Trwa ładowanie...
Zaloguj
Notowania
Przejdź na

Amerykanie chcą pomóc w dobijaniu Kaddafiego

0
Podziel się:

Zwrócili się do Saudów o dozbrajanie powstańców. Dyktator ich atakuje i ...proponuje negocjacje.

Amerykanie chcą pomóc w dobijaniu Kaddafiego
(PAP/EPA)

Aktualizacja: 12:24

Stany Zjednoczone zwróciły się do Arabii Saudyjskiej o pośrednictwo w dostarczeniu broni libijskim powstańcom w Bengazi, którzy wystąpili przeciwko reżimowi Muammara Kaddafiego - poinformował dziennik _ The Independent _. Tymczasem wojska Kaddafiego próbują wyprzeć rebeliantów z zajmowanych przez nich miast, a jego przedstawiciele proponują rozmowy.

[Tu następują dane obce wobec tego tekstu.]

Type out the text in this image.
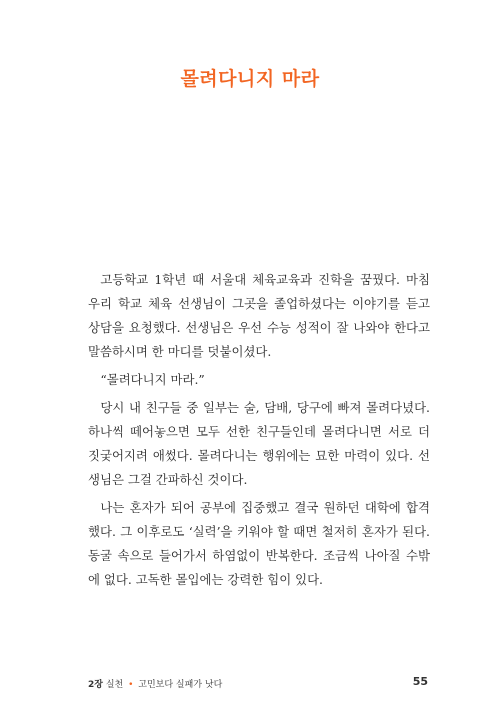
몰려다니지 마라

고등학교 1학년 때 서울대 체육교육과 진학을 꿈꿨다. 마침 우리 학교 체육 선생님이 그곳을 졸업하셨다는 이야기를 듣고 상담을 요청했다. 선생님은 우선 수능 성적이 잘 나와야 한다고 말씀하시며 한 마디를 덧붙이셨다.

“몰려다니지 마라.”

당시 내 친구들 중 일부는 술, 담배, 당구에 빠져 몰려다녔다. 하나씩 떼어놓으면 모두 선한 친구들인데 몰려다니면 서로 더 짓궂어지려 애썼다. 몰려다니는 행위에는 묘한 마력이 있다. 선생님은 그걸 간파하신 것이다.

나는 혼자가 되어 공부에 집중했고 결국 원하던 대학에 합격했다. 그 이후로도 ‘실력’을 키워야 할 때면 철저히 혼자가 된다. 동굴 속으로 들어가서 하염없이 반복한다. 조금씩 나아질 수밖에 없다. 고독한 몰입에는 강력한 힘이 있다.

2장 실천 • 고민보다 실패가 낫다	55
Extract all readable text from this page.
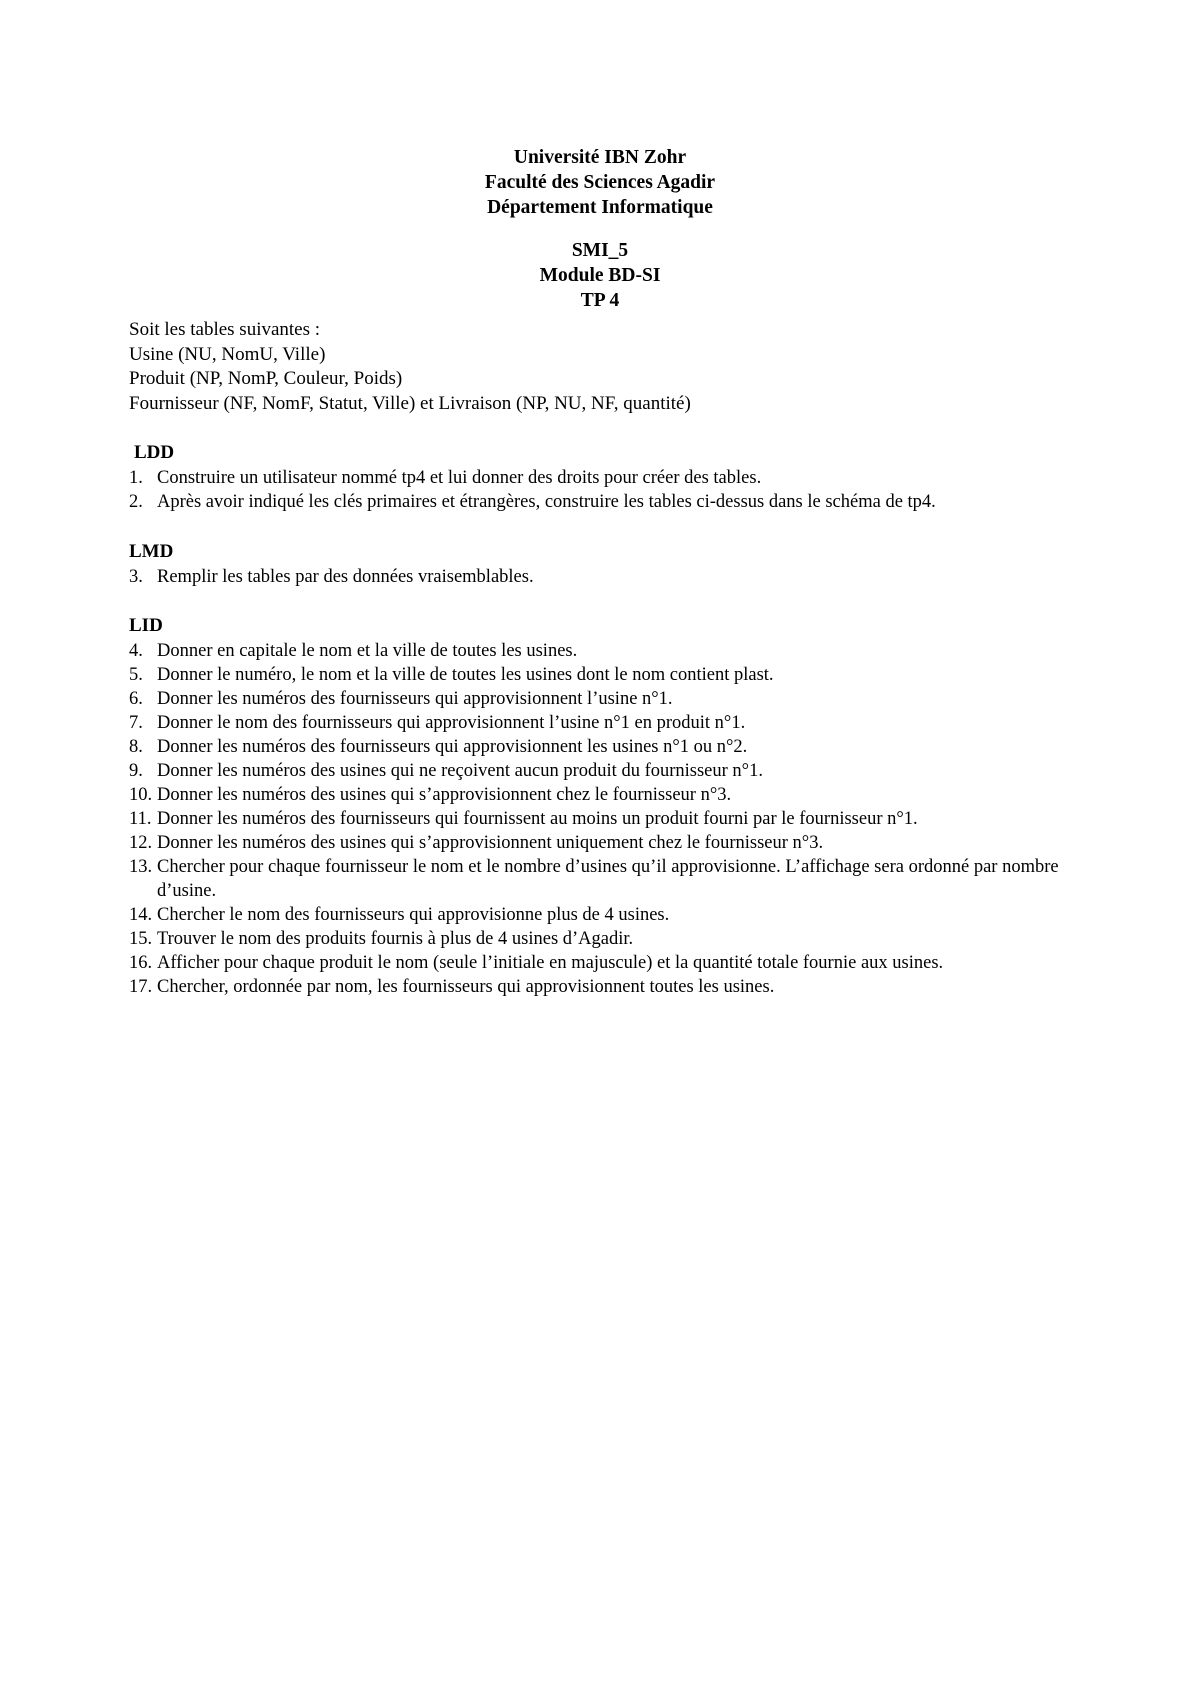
Université IBN Zohr
Faculté des Sciences Agadir
Département Informatique
SMI_5
Module BD-SI
TP 4
Soit les tables suivantes :
Usine (NU, NomU, Ville)
Produit (NP, NomP, Couleur, Poids)
Fournisseur (NF, NomF, Statut, Ville) et Livraison (NP, NU, NF, quantité)
LDD
1. Construire un utilisateur nommé tp4 et lui donner des droits pour créer des tables.
2. Après avoir indiqué les clés primaires et étrangères, construire les tables ci-dessus dans le schéma de tp4.
LMD
3. Remplir les tables par des données vraisemblables.
LID
4. Donner en capitale le nom et la ville de toutes les usines.
5. Donner le numéro, le nom et la ville de toutes les usines dont le nom contient plast.
6. Donner les numéros des fournisseurs qui approvisionnent l’usine n°1.
7. Donner le nom des fournisseurs qui approvisionnent l’usine n°1 en produit n°1.
8. Donner les numéros des fournisseurs qui approvisionnent les usines n°1 ou n°2.
9. Donner les numéros des usines qui ne reçoivent aucun produit du fournisseur n°1.
10. Donner les numéros des usines qui s’approvisionnent chez le fournisseur n°3.
11. Donner les numéros des fournisseurs qui fournissent au moins un produit fourni par le fournisseur n°1.
12. Donner les numéros des usines qui s’approvisionnent uniquement chez le fournisseur n°3.
13. Chercher pour chaque fournisseur le nom et le nombre d’usines qu’il approvisionne. L’affichage sera ordonné par nombre d’usine.
14. Chercher le nom des fournisseurs qui approvisionne plus de 4 usines.
15. Trouver le nom des produits fournis à plus de 4 usines d’Agadir.
16. Afficher pour chaque produit le nom (seule l’initiale en majuscule) et la quantité totale fournie aux usines.
17. Chercher, ordonnée par nom, les fournisseurs qui approvisionnent toutes les usines.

Rijad nie odpowiedział jeszcze na ściśle tajną prośbę Waszyngtonu, choć - jak pisze brytyjski dziennik - saudyjski król Abd Allah ma powód, by nie czuć sympatii do Kaddafiego, który miał planować jego zabójstwo.

Arabia Saudyjska jest jedynym arabskim sojusznikiem USA zdolnym dostarczyć broń libijskim powstańcom. Gdyby doszło do realizacji amerykańskiego planu, USA mogłyby wyprzeć się udziału w łańcuchu dostaw, choć broń byłaby amerykańska i opłacona przez Saudyjczyków - zauważa _ Independent _.

Według bliskowschodniego korespondenta tej gazety Roberta Fiska, Rijad powiadomiono, że przeciwnikom Kadafiego potrzeba przede wszystkim rakiet przeciwpancernych i moździerzy oraz pocisków ziemia-powietrze. Dostawy mogą dotrzeć do Bengazi w ciągu 48 godzin. Gdyby powstańcom udało się poprowadzić dalej ofensywę i zaatakować bastiony Kaddafiego na zachodzie kraju, zmalałaby presja na NATO i USA o ustanowienie nad Libią strefy zakazu lotów.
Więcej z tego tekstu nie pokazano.